For reasons we don’t entirely understand, our gym plays old Law and Order episodes on the TV continuously. Last week while on a stationary bike we glanced up at the TV and two cops were sitting in their car, one of them reading a News of the World or some such tabloid with a lurid, over the top headline. The TV cop seemed half interested in the tabloid and half in whatever his partner was saying. As we pedaled faster, it occurred to us that today’s world is one big tabloid writ large thanks to the Internet. Where once we were exposed to headlines only occasionally, perhaps while standing in line at the grocery store, now we are bombarded with outlandish claims, titillating tales and bombastic news at all times of the day, throughout the weeks, months and years. Through social media and other platforms, everybody is a National Enquirer headline writer nowadays, as well as a Weekly World reader, whether we want to be or not. There are not more crazy things happening today than in the past, we’re just seeing them more often and this vast trove of dubious information passes across our gaze magnitudes more often. What this means for law and order we are not certain but we do know the earth is greener than it was twenty years ago, there is much more debt around the world and we will never grow tired of Japan’s drone dog mascot. It’s this week’s International Need to Know, whose new year’s resolution is never to make 2020 hindsight jokes this year.

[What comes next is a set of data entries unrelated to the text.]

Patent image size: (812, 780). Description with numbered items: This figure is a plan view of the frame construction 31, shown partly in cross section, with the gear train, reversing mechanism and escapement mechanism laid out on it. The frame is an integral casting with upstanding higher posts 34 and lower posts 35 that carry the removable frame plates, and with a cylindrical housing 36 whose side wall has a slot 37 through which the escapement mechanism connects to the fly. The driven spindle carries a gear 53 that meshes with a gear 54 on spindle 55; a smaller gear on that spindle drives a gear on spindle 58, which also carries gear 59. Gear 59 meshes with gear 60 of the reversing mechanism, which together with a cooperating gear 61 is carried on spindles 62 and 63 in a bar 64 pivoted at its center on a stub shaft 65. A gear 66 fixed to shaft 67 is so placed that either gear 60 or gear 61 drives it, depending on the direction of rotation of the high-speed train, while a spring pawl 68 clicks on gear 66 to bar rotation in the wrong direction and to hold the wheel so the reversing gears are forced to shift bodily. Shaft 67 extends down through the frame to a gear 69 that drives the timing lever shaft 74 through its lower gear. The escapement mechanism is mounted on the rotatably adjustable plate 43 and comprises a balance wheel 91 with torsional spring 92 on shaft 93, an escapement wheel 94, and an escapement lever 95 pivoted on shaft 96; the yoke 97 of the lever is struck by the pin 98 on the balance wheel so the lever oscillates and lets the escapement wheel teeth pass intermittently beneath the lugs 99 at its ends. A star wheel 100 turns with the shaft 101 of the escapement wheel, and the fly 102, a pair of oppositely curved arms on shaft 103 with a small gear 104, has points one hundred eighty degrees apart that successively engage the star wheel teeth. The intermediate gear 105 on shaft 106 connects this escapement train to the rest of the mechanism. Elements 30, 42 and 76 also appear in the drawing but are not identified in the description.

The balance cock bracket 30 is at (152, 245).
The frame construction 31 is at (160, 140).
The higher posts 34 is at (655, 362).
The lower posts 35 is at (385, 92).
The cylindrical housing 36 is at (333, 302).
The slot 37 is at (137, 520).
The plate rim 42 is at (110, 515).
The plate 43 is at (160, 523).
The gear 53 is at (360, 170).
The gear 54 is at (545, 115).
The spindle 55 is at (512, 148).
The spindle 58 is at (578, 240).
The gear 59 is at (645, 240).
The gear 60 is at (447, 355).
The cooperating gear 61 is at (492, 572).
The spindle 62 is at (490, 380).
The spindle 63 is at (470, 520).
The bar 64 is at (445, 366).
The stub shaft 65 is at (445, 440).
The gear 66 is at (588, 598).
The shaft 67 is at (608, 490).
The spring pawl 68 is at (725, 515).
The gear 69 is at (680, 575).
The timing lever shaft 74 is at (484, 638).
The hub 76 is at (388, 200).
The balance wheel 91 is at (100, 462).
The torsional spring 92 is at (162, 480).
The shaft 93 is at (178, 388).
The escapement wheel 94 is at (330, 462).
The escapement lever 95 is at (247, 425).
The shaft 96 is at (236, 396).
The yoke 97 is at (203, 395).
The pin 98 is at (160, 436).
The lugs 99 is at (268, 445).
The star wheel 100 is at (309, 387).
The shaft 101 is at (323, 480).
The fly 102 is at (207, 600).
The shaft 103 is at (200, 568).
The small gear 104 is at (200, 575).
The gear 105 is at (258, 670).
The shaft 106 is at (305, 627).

Without further ado, here’s what you need to know.
The Earth is Greener
As 2019 departed, the year-end summations in the news tended to emphasize all the bad trends and events of last year so what better way to start 2020 then to remind us that many things are getting better, including the greening of the earth by the two most populous countries—China and India. Yes, according to a new analysis of satellite data by NASA, “the world is literally a greener place than it was 20 years ago.” There are more trees and plants covering the planet than there were in 2000 thanks to tree planting policies in China and agricultural efforts in India. In fact, India and China are using the same amount of land to grow food but production is way up as is total green leaf area. NASA says there is an important lesson to be learned from all of this: “Once people realize there’s a problem, they tend to fix it. In the 70s and 80s in India and China, the situation around vegetation loss wasn’t good; in the 90s, people realized it; and today things have improved.” China and India have all kinds of problems and are making serious mistakes in a number of spheres, but they have done some good things too. Let’s hope they continue to learn lessons, as must we all.
We Are In Your Debt
Yes there are more plants and trees than 20 years ago but there is also more debt. A graphic from Visual Capitalist shows the United States has the largest percent of debt worldwide at 31 percent, followed by Japan (17%) and China (nearly 10%). China’s debt is likely undercounted in this graphic but even undercounted Chinese debt has grown two trillion in the last few years. Regionally, Asia accounts for the largest percentage of world debt, followed by North America. Forgetting percentages for a moment, the total debt increase over the last twenty years is immense, some of which may have been warranted due to climbing out of the Great Recession (and yet debt keeps going up whether an economy is strong or not—it’s as if Keynes has gone on a 24-7 bender). In 2000, worldwide debt was estimated at around $20 trillion. Today, it’s up to $69 trillion so debt has tripled in 20 years. If plants and trees had tripled in that time frame, we’d have less of a climate change crisis. More green trees less red debt?
Yukimuri the Drone Dog!
But enough for worries this week (there will be plenty of time for that the rest of 2020), let’s get back to good news and that means the revelation of Yukimuru the Drone Dog. Americans love dogs. British love dogs. Everyone loves dogs. But perhaps only the Japanese would create a drone dog mascot. Via the remarkable @MondoMascots, a Twitter account which tracks Japanese mascots, we learned of Yukimuru, a drone mascot created by the town of Uji in the Kansai region of Japan. According to Nextweb.com, the drone dog is named after “an actual historic dog named Yukimaru, the companion of imperial Prince Shotoku, who ruled from 574-622 and created Japan’s first political constitution.” Unlike Black Mirror’s drone dogs, this one is cute and represents democracy not dystopia.